Apprenticed to Leeds, he made his debut in a European Cup tie in
1969 just two days after his 18th birthday, but failed to win a
regular place in the side and moved on to Hull after 5 years with
Leeds. He also had a spell out in Hong Kong as a manager. His much
more famous younger brother was Tony, who won an FA Cup winners
medal with Spurs in 1981 and international recognition from the
Republic of Ireland.
Tom Galvin says: Chris is my Uncle and I have seen a couple of
vids of him playing. He was skillful and "masterminded the Cruyff
turn" so he tells me.
Emily Walker says: Chris is a family friend, he told me that he
was the first one to use the "step over" and how he used to trick
all the football players with it. He used to always practice it
when he was younger and now everyone does it!
Andrew Danskin says: I played with Chris at Leeds. We were
apprentices together.
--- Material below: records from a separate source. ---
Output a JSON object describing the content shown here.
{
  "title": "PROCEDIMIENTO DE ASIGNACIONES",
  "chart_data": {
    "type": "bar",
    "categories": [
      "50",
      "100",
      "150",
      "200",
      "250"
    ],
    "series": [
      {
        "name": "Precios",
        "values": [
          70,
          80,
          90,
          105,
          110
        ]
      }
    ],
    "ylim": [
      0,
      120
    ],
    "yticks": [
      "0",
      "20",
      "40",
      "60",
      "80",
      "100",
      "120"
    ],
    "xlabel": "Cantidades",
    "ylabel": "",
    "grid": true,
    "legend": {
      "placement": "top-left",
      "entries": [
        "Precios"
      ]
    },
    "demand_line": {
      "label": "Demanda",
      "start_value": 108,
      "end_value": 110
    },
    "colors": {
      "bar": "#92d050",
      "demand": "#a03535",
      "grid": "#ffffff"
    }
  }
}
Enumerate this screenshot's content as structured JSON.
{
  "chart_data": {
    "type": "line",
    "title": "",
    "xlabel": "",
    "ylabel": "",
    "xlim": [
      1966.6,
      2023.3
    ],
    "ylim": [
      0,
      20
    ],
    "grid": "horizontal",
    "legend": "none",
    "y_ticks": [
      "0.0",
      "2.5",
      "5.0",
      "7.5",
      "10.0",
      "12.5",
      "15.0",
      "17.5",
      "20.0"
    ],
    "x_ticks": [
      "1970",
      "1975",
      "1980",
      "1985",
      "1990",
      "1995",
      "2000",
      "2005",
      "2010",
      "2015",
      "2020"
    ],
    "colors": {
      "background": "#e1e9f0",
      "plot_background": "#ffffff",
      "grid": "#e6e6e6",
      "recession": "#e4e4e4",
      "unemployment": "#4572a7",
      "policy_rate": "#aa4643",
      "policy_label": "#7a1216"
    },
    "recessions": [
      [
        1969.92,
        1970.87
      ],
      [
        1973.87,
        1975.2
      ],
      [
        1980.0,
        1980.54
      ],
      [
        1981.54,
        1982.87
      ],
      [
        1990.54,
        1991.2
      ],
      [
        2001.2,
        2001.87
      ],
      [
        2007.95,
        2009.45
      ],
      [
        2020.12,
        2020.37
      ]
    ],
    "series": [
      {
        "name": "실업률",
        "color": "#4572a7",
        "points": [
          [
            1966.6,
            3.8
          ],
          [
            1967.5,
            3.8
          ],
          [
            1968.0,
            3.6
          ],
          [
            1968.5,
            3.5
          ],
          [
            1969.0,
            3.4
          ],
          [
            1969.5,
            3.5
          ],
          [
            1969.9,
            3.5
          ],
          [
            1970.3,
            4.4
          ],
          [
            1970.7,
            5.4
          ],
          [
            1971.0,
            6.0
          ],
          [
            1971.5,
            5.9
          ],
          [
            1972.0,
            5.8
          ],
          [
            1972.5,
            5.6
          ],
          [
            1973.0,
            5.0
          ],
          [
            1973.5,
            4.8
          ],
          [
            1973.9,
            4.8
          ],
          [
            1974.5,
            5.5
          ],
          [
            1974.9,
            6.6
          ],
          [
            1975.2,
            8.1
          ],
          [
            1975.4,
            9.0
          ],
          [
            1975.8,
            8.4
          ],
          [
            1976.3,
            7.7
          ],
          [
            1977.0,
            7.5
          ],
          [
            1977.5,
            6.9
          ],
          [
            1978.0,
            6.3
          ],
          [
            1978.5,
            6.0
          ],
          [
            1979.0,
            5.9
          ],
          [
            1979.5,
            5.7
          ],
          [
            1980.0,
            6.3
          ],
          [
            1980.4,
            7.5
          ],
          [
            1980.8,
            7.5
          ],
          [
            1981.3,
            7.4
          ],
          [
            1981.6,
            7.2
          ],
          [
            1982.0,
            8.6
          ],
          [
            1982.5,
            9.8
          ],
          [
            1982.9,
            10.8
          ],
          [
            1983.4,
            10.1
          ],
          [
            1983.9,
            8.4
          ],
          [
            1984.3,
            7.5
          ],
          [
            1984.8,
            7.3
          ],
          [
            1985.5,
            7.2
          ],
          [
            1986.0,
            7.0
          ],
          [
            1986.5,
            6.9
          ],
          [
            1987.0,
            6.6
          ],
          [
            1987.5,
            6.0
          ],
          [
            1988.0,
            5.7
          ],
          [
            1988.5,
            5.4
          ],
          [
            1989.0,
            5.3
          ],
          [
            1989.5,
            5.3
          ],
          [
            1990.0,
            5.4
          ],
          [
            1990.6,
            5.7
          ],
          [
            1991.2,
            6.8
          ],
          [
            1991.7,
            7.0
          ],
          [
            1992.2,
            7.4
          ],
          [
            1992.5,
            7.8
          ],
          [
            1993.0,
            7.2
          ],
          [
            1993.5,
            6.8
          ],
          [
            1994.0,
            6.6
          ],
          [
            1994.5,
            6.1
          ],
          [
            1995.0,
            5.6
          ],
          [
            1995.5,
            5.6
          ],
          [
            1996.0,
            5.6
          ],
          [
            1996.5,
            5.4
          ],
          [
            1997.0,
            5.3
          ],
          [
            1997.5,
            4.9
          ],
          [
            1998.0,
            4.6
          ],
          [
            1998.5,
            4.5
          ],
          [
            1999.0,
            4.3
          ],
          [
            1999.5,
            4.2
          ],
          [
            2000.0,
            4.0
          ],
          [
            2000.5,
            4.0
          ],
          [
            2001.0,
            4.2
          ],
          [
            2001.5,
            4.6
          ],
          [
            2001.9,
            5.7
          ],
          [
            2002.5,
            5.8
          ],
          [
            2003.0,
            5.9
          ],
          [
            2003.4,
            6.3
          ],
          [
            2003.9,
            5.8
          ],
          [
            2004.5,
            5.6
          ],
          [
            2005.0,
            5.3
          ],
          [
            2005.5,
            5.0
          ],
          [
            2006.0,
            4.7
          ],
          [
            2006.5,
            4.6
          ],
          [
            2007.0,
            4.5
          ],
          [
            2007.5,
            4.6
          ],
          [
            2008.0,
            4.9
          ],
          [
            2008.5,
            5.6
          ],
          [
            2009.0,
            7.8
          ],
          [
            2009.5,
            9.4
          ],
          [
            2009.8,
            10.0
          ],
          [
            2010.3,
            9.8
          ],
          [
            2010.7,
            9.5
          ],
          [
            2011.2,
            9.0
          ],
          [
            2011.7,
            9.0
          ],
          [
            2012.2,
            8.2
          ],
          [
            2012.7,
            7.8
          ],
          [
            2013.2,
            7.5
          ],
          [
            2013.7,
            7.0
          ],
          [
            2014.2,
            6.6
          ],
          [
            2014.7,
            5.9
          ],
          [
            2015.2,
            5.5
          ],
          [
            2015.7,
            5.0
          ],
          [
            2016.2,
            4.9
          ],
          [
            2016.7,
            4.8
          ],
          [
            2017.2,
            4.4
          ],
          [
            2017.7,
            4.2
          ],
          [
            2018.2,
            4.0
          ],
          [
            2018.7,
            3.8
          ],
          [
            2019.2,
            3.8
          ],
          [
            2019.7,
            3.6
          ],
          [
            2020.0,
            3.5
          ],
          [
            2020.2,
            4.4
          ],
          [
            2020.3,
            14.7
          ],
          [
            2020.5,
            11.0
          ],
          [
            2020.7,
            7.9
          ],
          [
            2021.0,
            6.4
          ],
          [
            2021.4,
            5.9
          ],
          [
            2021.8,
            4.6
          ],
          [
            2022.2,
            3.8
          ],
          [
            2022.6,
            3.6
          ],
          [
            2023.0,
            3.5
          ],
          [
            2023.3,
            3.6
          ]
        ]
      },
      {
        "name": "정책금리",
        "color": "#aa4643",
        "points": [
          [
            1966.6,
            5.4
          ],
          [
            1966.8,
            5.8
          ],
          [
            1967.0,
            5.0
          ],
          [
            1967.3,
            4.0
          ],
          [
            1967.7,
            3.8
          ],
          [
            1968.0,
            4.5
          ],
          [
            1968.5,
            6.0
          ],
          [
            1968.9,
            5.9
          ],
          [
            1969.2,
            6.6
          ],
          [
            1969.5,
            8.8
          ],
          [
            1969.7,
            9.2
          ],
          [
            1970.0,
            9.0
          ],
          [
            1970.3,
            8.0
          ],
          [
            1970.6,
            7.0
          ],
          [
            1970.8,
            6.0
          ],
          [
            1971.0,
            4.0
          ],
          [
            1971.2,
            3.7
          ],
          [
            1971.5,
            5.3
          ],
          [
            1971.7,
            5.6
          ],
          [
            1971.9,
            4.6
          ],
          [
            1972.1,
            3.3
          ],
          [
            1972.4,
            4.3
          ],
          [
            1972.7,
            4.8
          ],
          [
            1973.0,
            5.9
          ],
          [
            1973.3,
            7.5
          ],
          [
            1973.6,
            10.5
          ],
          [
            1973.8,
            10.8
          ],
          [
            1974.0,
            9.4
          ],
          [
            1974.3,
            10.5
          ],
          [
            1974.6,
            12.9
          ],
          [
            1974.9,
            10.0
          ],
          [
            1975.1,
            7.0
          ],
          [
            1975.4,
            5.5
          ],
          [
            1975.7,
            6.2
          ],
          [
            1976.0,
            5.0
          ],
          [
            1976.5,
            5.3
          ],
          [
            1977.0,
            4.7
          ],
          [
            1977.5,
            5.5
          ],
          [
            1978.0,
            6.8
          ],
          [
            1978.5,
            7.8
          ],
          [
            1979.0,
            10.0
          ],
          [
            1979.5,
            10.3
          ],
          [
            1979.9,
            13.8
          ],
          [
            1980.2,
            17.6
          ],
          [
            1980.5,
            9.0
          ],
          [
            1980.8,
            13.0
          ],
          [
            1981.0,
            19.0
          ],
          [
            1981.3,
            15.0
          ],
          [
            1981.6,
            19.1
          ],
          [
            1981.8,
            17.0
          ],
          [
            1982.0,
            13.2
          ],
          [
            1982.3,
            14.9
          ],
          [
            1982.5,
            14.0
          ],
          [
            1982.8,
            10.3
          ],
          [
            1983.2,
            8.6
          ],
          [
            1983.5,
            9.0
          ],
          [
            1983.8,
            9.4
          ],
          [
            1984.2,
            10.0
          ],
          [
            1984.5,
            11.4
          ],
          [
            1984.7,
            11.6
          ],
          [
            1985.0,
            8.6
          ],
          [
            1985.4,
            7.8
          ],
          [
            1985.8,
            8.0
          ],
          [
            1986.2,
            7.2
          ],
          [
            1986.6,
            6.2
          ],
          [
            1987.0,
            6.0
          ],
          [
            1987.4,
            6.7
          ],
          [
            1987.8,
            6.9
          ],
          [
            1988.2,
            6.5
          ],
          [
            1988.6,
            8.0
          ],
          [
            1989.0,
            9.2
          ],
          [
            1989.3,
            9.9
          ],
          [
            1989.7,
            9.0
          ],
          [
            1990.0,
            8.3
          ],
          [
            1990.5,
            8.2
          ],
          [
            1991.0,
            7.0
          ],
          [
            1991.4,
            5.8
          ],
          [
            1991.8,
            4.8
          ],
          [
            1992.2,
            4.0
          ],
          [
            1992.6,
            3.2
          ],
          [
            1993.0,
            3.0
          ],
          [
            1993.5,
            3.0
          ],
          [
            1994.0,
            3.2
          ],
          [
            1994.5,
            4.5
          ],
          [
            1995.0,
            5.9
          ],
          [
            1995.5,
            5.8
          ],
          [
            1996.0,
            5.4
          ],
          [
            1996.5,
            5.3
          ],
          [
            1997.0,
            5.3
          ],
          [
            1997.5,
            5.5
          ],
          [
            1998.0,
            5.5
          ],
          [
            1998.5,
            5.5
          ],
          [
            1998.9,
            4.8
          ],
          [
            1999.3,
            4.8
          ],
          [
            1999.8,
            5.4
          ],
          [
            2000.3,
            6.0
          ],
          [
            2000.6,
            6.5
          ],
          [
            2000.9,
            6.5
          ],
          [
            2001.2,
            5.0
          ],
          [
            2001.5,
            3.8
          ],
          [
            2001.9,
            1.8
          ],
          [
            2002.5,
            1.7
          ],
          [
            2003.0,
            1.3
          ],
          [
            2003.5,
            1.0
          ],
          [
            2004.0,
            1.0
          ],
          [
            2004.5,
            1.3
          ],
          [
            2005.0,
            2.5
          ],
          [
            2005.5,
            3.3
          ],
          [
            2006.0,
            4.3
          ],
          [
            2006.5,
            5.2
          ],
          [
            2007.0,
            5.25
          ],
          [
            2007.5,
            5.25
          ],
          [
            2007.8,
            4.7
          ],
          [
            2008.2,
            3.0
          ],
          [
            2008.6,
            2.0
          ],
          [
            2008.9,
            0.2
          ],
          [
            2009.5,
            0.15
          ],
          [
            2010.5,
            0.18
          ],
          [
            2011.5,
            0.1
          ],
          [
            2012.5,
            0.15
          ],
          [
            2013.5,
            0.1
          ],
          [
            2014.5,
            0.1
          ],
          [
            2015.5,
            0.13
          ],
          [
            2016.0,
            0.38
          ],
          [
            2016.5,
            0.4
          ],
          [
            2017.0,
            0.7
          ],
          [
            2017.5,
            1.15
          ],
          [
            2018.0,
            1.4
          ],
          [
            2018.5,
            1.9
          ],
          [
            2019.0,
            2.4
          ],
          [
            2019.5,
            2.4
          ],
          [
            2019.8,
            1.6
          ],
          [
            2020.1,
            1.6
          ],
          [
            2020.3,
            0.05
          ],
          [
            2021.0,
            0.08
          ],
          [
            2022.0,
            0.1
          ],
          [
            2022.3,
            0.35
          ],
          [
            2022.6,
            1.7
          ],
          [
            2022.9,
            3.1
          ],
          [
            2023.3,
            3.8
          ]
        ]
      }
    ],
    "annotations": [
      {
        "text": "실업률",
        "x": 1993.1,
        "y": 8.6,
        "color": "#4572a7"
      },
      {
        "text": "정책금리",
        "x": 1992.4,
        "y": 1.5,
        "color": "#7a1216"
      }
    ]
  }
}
He was not a bad cricketer either, played for
Yorkshire Schoolboys. Good lad and we had some good times
Chris Galvin says: I have the same name as him so he must be a
legend...keep it up mate
Jane says: Iworked for Chris a few years ago in Paddock in the
chippy. He hated it! I think i was the first female that he had
ever had a decent conversation with about sport. He was a Wolves
fan in those days(I hope he still takes the pills for it) Nice
bloke and nice family
Jeremy Walker says: Another Family Friend and like Emily,
witnessed at first hand Chris' genious talents on the pitch,
especially his step over tecnique which was always well reuirsed
and effective. He often made fools of his local mates when off duty
for Leeds during young lad kick abouts in Waterloo and Huddersfield
Sports Centre.Was great to see these natural talents at first hand.
A truly great footballer with a great sense of humour, on and off
the pitch. Still see him occasionally around Huddersfield.